Despite some industry fears, video didn’t kill the pinball star. Flipper-fuelled action had been an arcade mainstay since long before the days of Pong, and pinball’s popularity was only enhanced by the flocks of kids entering arcades in the late 1970s for the latest round of Breakout or Space Invaders.
In 1979, Atari attempted to fuse the old school with the new, releasing Video Pinball to arcades everywhere.
To give the game an authentic feel, Atari designed a cabinet with a real 3-D playfield, lit up with LED’s and a blacklight, and illustrated with bright colours, stars, a cityscape and a disco couple.
The requisite bumpers, channels and bonus items were all permanent fixtures, but with the use of a mirror mounted in the game cabinet, the ball, flippers and drop targets were projected from a video screen onto the playfield.
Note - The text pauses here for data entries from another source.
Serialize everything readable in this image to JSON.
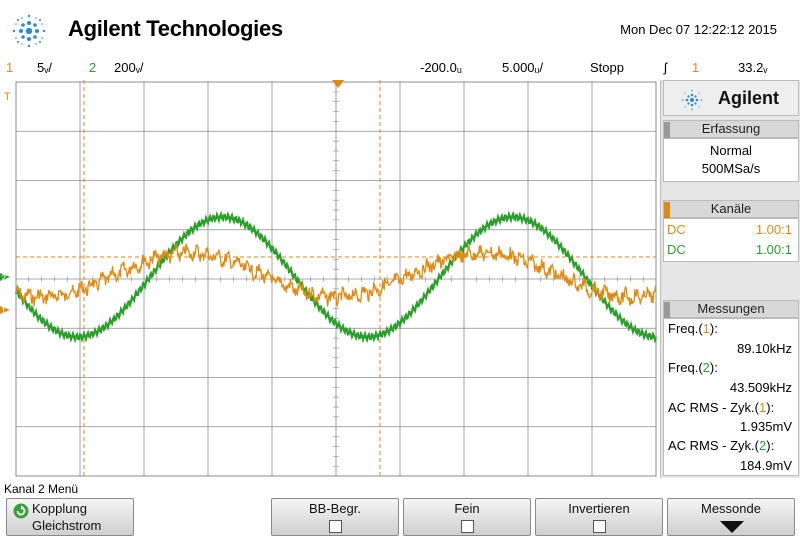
{
  "header": {
    "brand": "Agilent Technologies",
    "datetime": "Mon Dec 07 12:22:12 2015"
  },
  "status": {
    "ch1_num": "1",
    "ch1_scale": "5ᵥ/",
    "ch2_num": "2",
    "ch2_scale": "200ᵥ/",
    "delay": "-200.0ᵤ",
    "timebase": "5.000ᵤ/",
    "run_state": "Stopp",
    "trigger_icon": "ʃ",
    "trigger_ch": "1",
    "trigger_level": "33.2ᵥ"
  },
  "screen_markers": {
    "trigger_T": "T",
    "ch1_marker": "1",
    "ch2_marker": "2"
  },
  "panel": {
    "brand": "Agilent",
    "acquisition": {
      "title": "Erfassung",
      "mode": "Normal",
      "rate": "500MSa/s"
    },
    "channels": {
      "title": "Kanäle",
      "rows": [
        {
          "coupling": "DC",
          "probe": "1.00:1",
          "color": "#e08a10"
        },
        {
          "coupling": "DC",
          "probe": "1.00:1",
          "color": "#2aa02a"
        }
      ]
    },
    "measurements": {
      "title": "Messungen",
      "items": [
        {
          "label_pre": "Freq.(",
          "ch": "1",
          "label_post": "):",
          "value": "89.10kHz",
          "ch_color": "#e08a10"
        },
        {
          "label_pre": "Freq.(",
          "ch": "2",
          "label_post": "):",
          "value": "43.509kHz",
          "ch_color": "#2aa02a"
        },
        {
          "label_pre": "AC RMS - Zyk.(",
          "ch": "1",
          "label_post": "):",
          "value": "1.935mV",
          "ch_color": "#e08a10"
        },
        {
          "label_pre": "AC RMS - Zyk.(",
          "ch": "2",
          "label_post": "):",
          "value": "184.9mV",
          "ch_color": "#2aa02a"
        }
      ]
    }
  },
  "softkeys": {
    "menu_title": "Kanal 2 Menü",
    "kopplung_label": "Kopplung",
    "kopplung_value": "Gleichstrom",
    "bw_label": "BB-Begr.",
    "fine_label": "Fein",
    "invert_label": "Invertieren",
    "probe_label": "Messonde"
  },
  "colors": {
    "ch1": "#e08a10",
    "ch2": "#2aa02a",
    "grid": "#8c8c8c"
  }
}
Video Pinball played exactly like the real thing, complete with a plunger, flipper buttons, extra balls and other bonuses. The control panel even allowed players to nudge the ball by pressing down on it, being careful not to push their luck and get a Tilt.
The game had all the features and all the fun of a traditional pinball machine, but with so many real pinball machines still filling arcades, players preferred their video games with aliens or asteroids.
Atari released a version of Video Pinball for the 2600 home system, but no future arcade sequels were planned.